11. A method of modulating cell proliferation or apoptosis, the method comprising contacting a cell with the antibody of claim 5.

12. The method of claim 11, wherein the method comprises either inhibiting proliferation of cancer cells or stimulating apoptosis of cancer cells.

13. A method of modulating cell proliferation or apoptosis, the method comprising contacting a cell with the RNAi or antisense nucleic acid molecule of claim 4.

14. A method of detecting the protein of claim 1 in a sample, the method comprising contacting the sample with an isolated antibody that selectively binds to the protein and determining whether the antibody binds to the protein.

15. A method of detecting the nucleic acid molecule of claim 3 in a sample, the method comprising contacting the sample with an oligonucleotide that specifically hybridizes to the nucleic acid molecule and determining whether the oligonucleotide binds to the nucleic acid molecule.

16. A method of diagnosing, prognosing, or determining risk of cancer in a subject, the method comprising detecting at least one molecule in a sample, wherein the presence or abundance of the molecule is indicative of cancer, and wherein the molecule is selected from the group consisting of: a) proteins comprising an amino acid sequence selected from the group consisting of SEQ ID NOS:1-3, 7-9, 13-17, 23, 25-33, 43-44, 47-48, 51-52, 56-59, 64-67, and 72-73; b) antibodies that selectively bind to the protein of a); c) nucleic acid molecules comprising a nucleotide sequence selected from the group consisting of SEQ ID NOS:4-6, 10-12, 18-22, 24, 34-42, 45-46, 49-50, 53-55, 60-63, 68-71, and 74-75 and nucleotide sequences that encode the protein of a); and d) nucleic acid molecules comprising a nucleotide sequence that is completely complementary to the nucleic acid molecule of c).

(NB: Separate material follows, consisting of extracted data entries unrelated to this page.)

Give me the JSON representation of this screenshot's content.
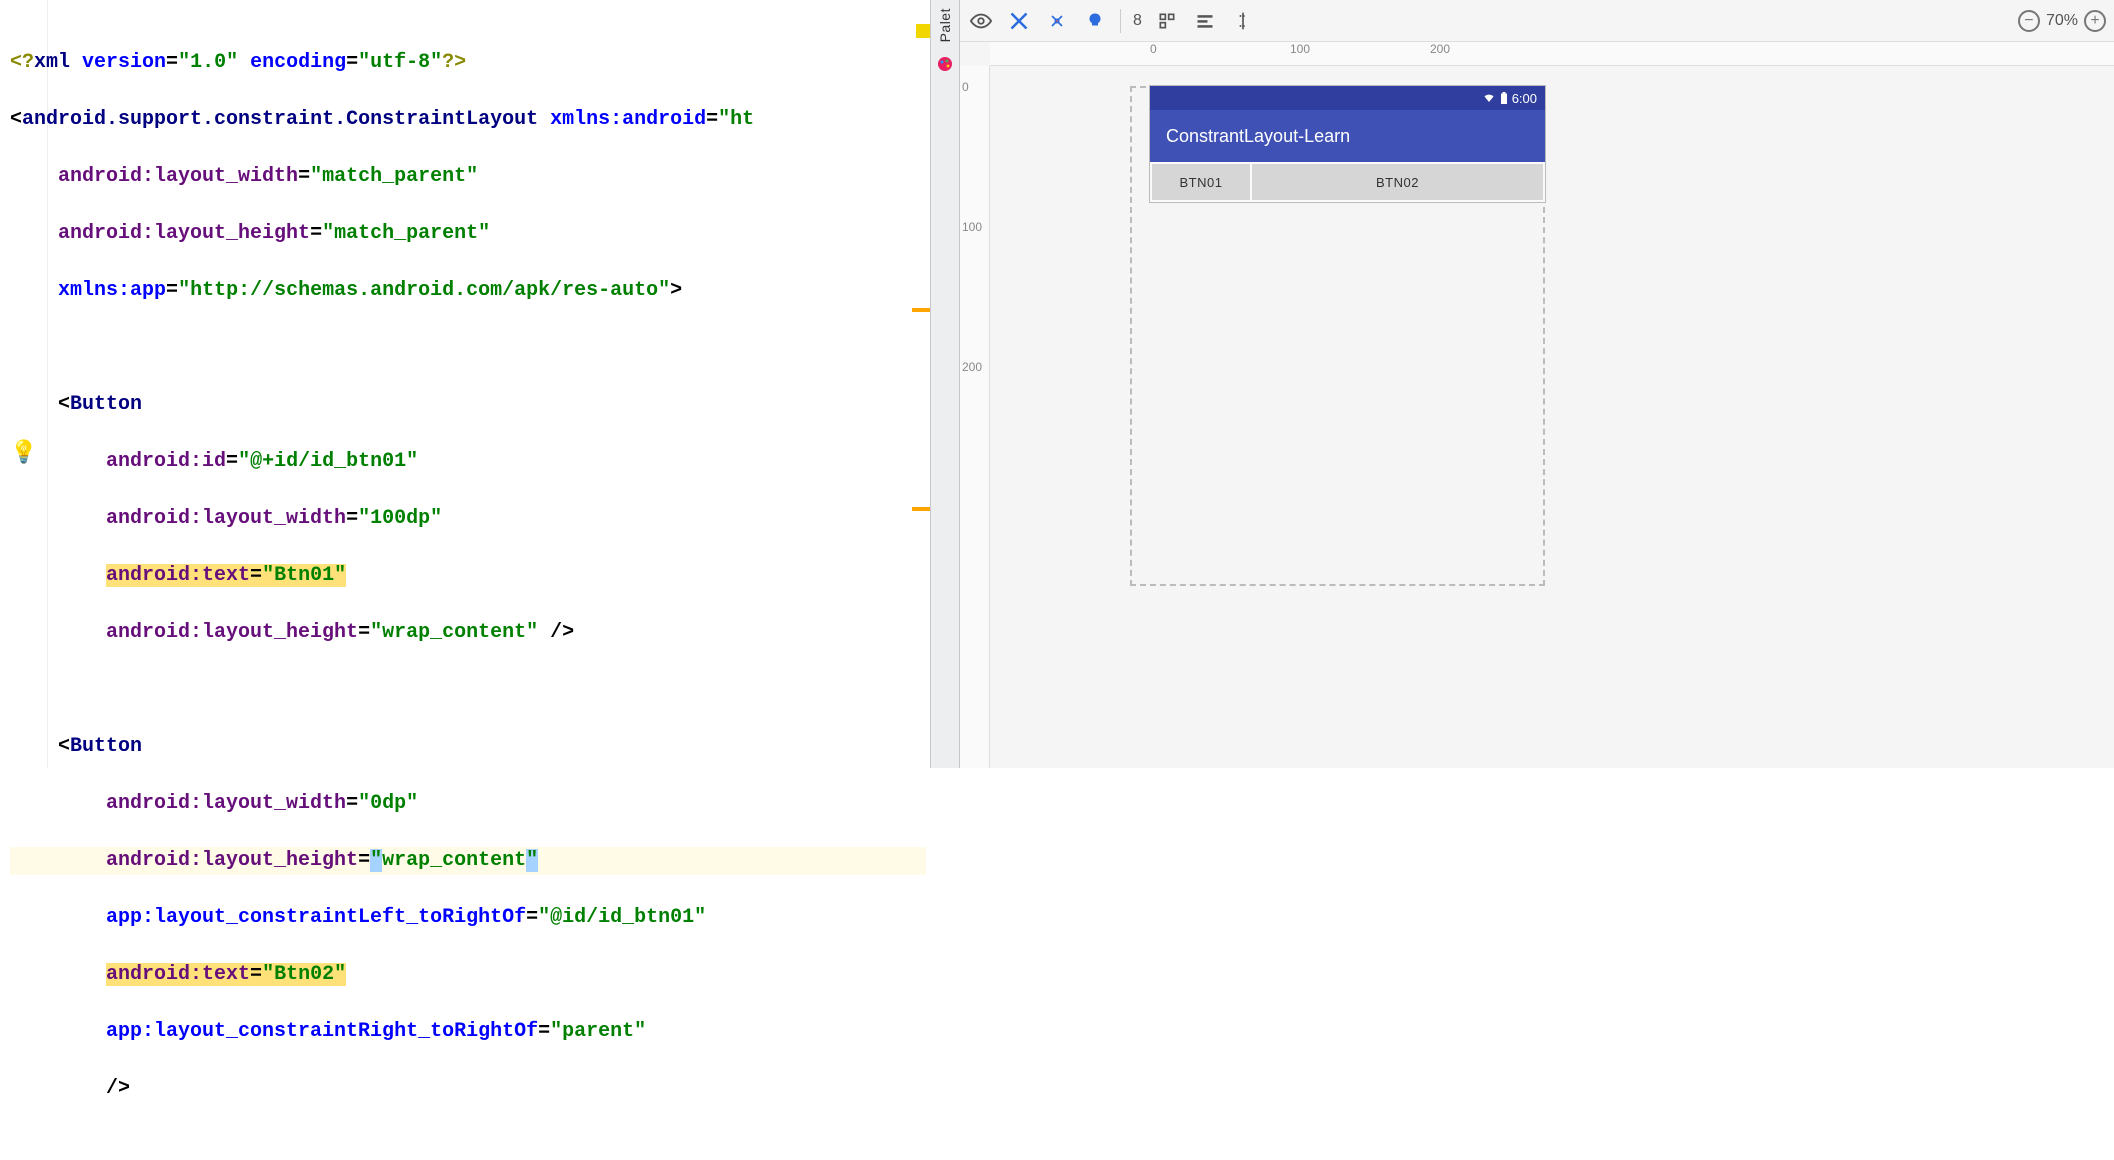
{
  "editor": {
    "lines": {
      "l1a": "<?",
      "l1b": "xml ",
      "l1c_attr": "version",
      "l1c_eq": "=",
      "l1c_val": "\"1.0\"",
      "l1d_sp": " ",
      "l1d_attr": "encoding",
      "l1d_eq": "=",
      "l1d_val": "\"utf-8\"",
      "l1e": "?>",
      "l2a": "<",
      "l2b": "android.support.constraint.ConstraintLayout ",
      "l2c_attr": "xmlns:android",
      "l2c_eq": "=",
      "l2c_val": "\"ht",
      "l3_attr": "android:layout_width",
      "l3_eq": "=",
      "l3_val": "\"match_parent\"",
      "l4_attr": "android:layout_height",
      "l4_eq": "=",
      "l4_val": "\"match_parent\"",
      "l5_attr": "xmlns:app",
      "l5_eq": "=",
      "l5_val": "\"http://schemas.android.com/apk/res-auto\"",
      "l5_end": ">",
      "l7a": "<",
      "l7b": "Button",
      "l8_attr": "android:id",
      "l8_eq": "=",
      "l8_val": "\"@+id/id_btn01\"",
      "l9_attr": "android:layout_width",
      "l9_eq": "=",
      "l9_val": "\"100dp\"",
      "l10_attr": "android:text",
      "l10_eq": "=",
      "l10_val": "\"Btn01\"",
      "l11_attr": "android:layout_height",
      "l11_eq": "=",
      "l11_val": "\"wrap_content\"",
      "l11_end": " />",
      "l13a": "<",
      "l13b": "Button",
      "l14_attr": "android:layout_width",
      "l14_eq": "=",
      "l14_val": "\"0dp\"",
      "l15_attr": "android:layout_height",
      "l15_eq": "=",
      "l15_q1": "\"",
      "l15_val": "wrap_content",
      "l15_q2": "\"",
      "l16_attr": "app:layout_constraintLeft_toRightOf",
      "l16_eq": "=",
      "l16_val": "\"@id/id_btn01\"",
      "l17_attr": "android:text",
      "l17_eq": "=",
      "l17_val": "\"Btn02\"",
      "l18_attr": "app:layout_constraintRight_toRightOf",
      "l18_eq": "=",
      "l18_val": "\"parent\"",
      "l19": "/>"
    },
    "indent1": "    ",
    "indent2": "        "
  },
  "palette": {
    "label": "Palet"
  },
  "design_toolbar": {
    "api_num": "8",
    "zoom_label": "70%"
  },
  "ruler_h": {
    "t0": "0",
    "t100": "100",
    "t200": "200"
  },
  "ruler_v": {
    "t0": "0",
    "t100": "100",
    "t200": "200"
  },
  "device": {
    "status_time": "6:00",
    "app_title": "ConstrantLayout-Learn",
    "btn1": "BTN01",
    "btn2": "BTN02"
  }
}
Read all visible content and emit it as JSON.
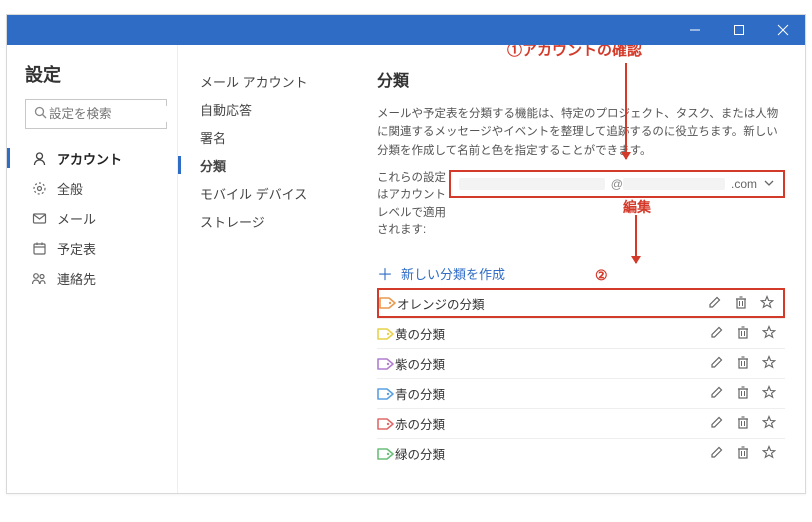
{
  "window": {
    "minimize": "minimize",
    "maximize": "maximize",
    "close": "close"
  },
  "pane1": {
    "title": "設定",
    "searchPlaceholder": "設定を検索",
    "items": [
      {
        "icon": "person",
        "label": "アカウント",
        "active": true
      },
      {
        "icon": "gear",
        "label": "全般"
      },
      {
        "icon": "mail",
        "label": "メール"
      },
      {
        "icon": "calendar",
        "label": "予定表"
      },
      {
        "icon": "people",
        "label": "連絡先"
      }
    ]
  },
  "pane2": {
    "items": [
      {
        "label": "メール アカウント"
      },
      {
        "label": "自動応答"
      },
      {
        "label": "署名"
      },
      {
        "label": "分類",
        "active": true
      },
      {
        "label": "モバイル デバイス"
      },
      {
        "label": "ストレージ"
      }
    ]
  },
  "pane3": {
    "title": "分類",
    "description": "メールや予定表を分類する機能は、特定のプロジェクト、タスク、または人物に関連するメッセージやイベントを整理して追跡するのに役立ちます。新しい分類を作成して名前と色を指定することができます。",
    "accountLabel": "これらの設定はアカウント レベルで適用されます:",
    "accountSuffix": ".com",
    "createLabel": "新しい分類を作成",
    "categories": [
      {
        "label": "オレンジの分類",
        "color": "#e89a4f"
      },
      {
        "label": "黄の分類",
        "color": "#e7d24a"
      },
      {
        "label": "紫の分類",
        "color": "#b07fd1"
      },
      {
        "label": "青の分類",
        "color": "#5aa0e0"
      },
      {
        "label": "赤の分類",
        "color": "#e06a6a"
      },
      {
        "label": "緑の分類",
        "color": "#6bbf7a"
      }
    ]
  },
  "annotations": {
    "a1": {
      "num": "①",
      "text": "アカウントの確認"
    },
    "a2": {
      "num": "②",
      "text": "編集"
    }
  }
}
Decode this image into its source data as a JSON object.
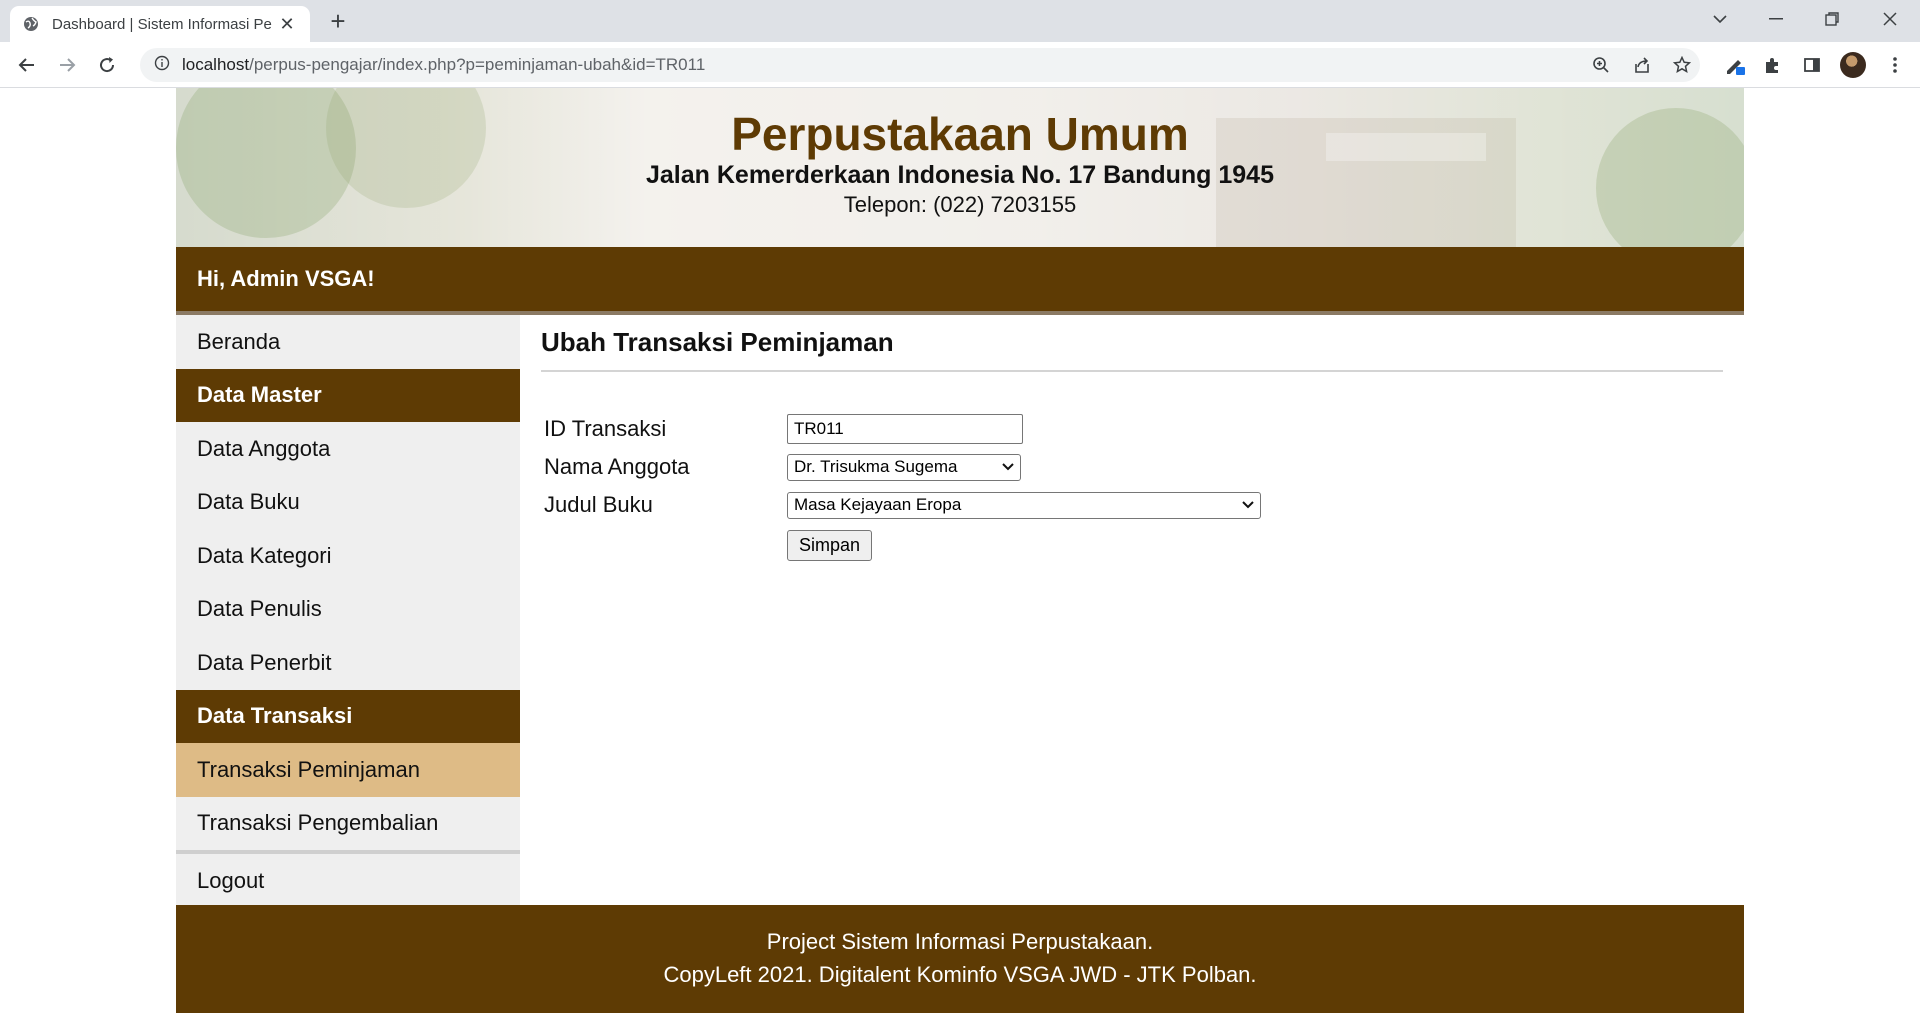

17. A method of treating cancer, the method comprising administering a therapeutically effective amount of the antibody of claim 5 to a subject.

18. A method of screening agents, the method comprising contacting the protein of claim 1 or a cell that expresses the protein with an agent, and assaying for whether the agent binds to the protein or modulates the function, activity, or expression of the protein.

19. A composition comprising the agent identified by the method of claim 18 and a pharmaceutically acceptable carrier.

20. A method of determining or predicting the effectiveness of a treatment or selecting a treatment for administration to a subject having cancer, the method comprising detecting the presence, abundance, or activity of the protein of claim 1 in a sample and determining or predicting the effectiveness of the treatment or selecting the treatment for administration based on the presence, abundance, or activity of the protein.